Camino a Kali

Carlos Castelar

El sueño de su vida concretado delante de sus ojos: la nave plateada en la lanzadera preparada para el despegue. Todo estaba listo, lo estaban esperando. Era una manera de hacer sentir a un cadete parte importante del engranaje que iba a hacer funcionar al aparato. Lloró antes de entrar, dejaba atrás una parte de sí. Le vino a la memoria el estudio, la ansiedad antes de los exámenes, los deseos de sus padres. Todo estuvo en ese instante. Los recuerdos lo empujaron hacia la escalera.

En sus años de entrenamiento había preguntado el por qué de las escaleras para abordar las naves. Teniendo tanta tecnología a disposición, para qué tomarse la molestia de subir una primitiva escalera. Sus maestros le contestaron que cuando estuviera delante de una lo entendería. Tendría que usar su propia fuerza para subir. Ninguna energía antigravitatoria, ni un antiguo ascensor podría hacerlo, debía hacerlo él, por sus propios medios y voluntad.

Por fin entendió. Era su decisión. Ahí estaba planteada la oportunidad de abandonar, el retorno sería imposible. Arriba lo esperaba la Sensitiva de la nave, el cadete lo notó de inmediato por las pequeñas marcas en su charretera.

—Bienvenido a bordo —le dijo sonriente aunque una cara demacrada revelaba un cansancio que no tenía que ver con horas de sueño.

—Hola —dijo el cadete.

—Acompáñeme, le mostraré su habitáculo.

Caminó detrás de la Sensitiva por un pasillo con puertas a los lados. Escuchó la voz de la Sensitiva que le explicaba:

—Estamos en el piso de las dependencias de los tripulantes. Vamos hacia su cubículo para que pueda dejar sus cosas. Después recorreremos lugares más interesantes.

La habitación era pequeña. El cadete ya lo sabía y no le importaba. Podría haber habitado un lugar mucho más pequeño con tal de hacer el viaje. Su guía esperaba en la puerta.

—Cadete, luego tendrá tiempo de acomodar todo.

—Disculpe —dijo sobresaltado pensando que había sido maleducado al hacer esperar a un tripulante del rango de su guía.

—No es nada. Pero antes de partir tengo que mostrarle algunas cosas de la nave.

Sin más, el cadete se dio la vuelta y comenzó a caminar de nuevo por el pasillo. No se cruzaron con mucha gente, pensó que todos debían estar atareados antes del despegue y era cierto.

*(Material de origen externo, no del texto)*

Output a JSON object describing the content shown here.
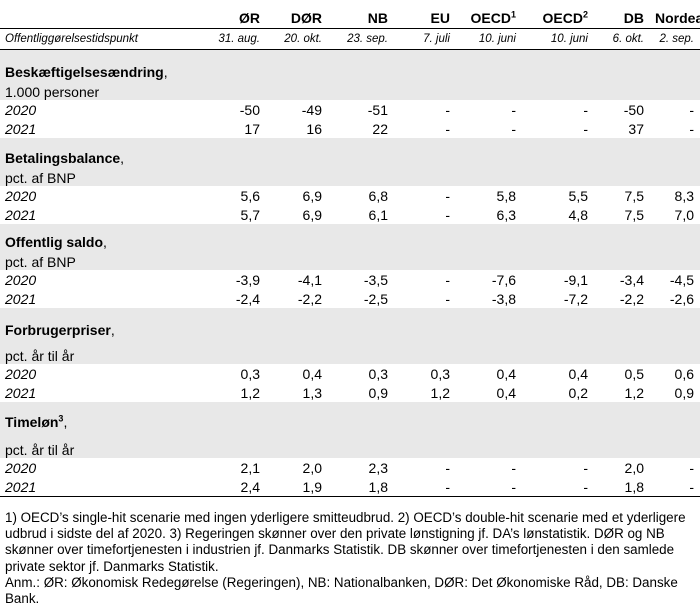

A pesar de la alegría que sentía por el privilegio de estar ahí, en su corazón sentía la presión de algo indescriptible, como una presencia que lastimaba su sensibilidad. No sabía que ese sentimiento jamás lo abandonaría en sus viajes y se profundizaría hasta niveles insoportables durante las meditaciones.

La sala de meditación estaba iluminada con una luz tenue que pintaba todo en tonos pastel. Los sonidos de las pisadas o de las toses eran atenuados por los tapices que estaban adornando las paredes. Al pie de las paredes había bancos de meditación anatómicos de diferentes tamaños. Los tripulantes de la nave fueron llegando en completo silencio y se acomodaron, las mujeres a un lado, los hombres al otro. Cada uno de los que llegaba tomaba un banco y se sentaba al azar de acuerdo a su sexo.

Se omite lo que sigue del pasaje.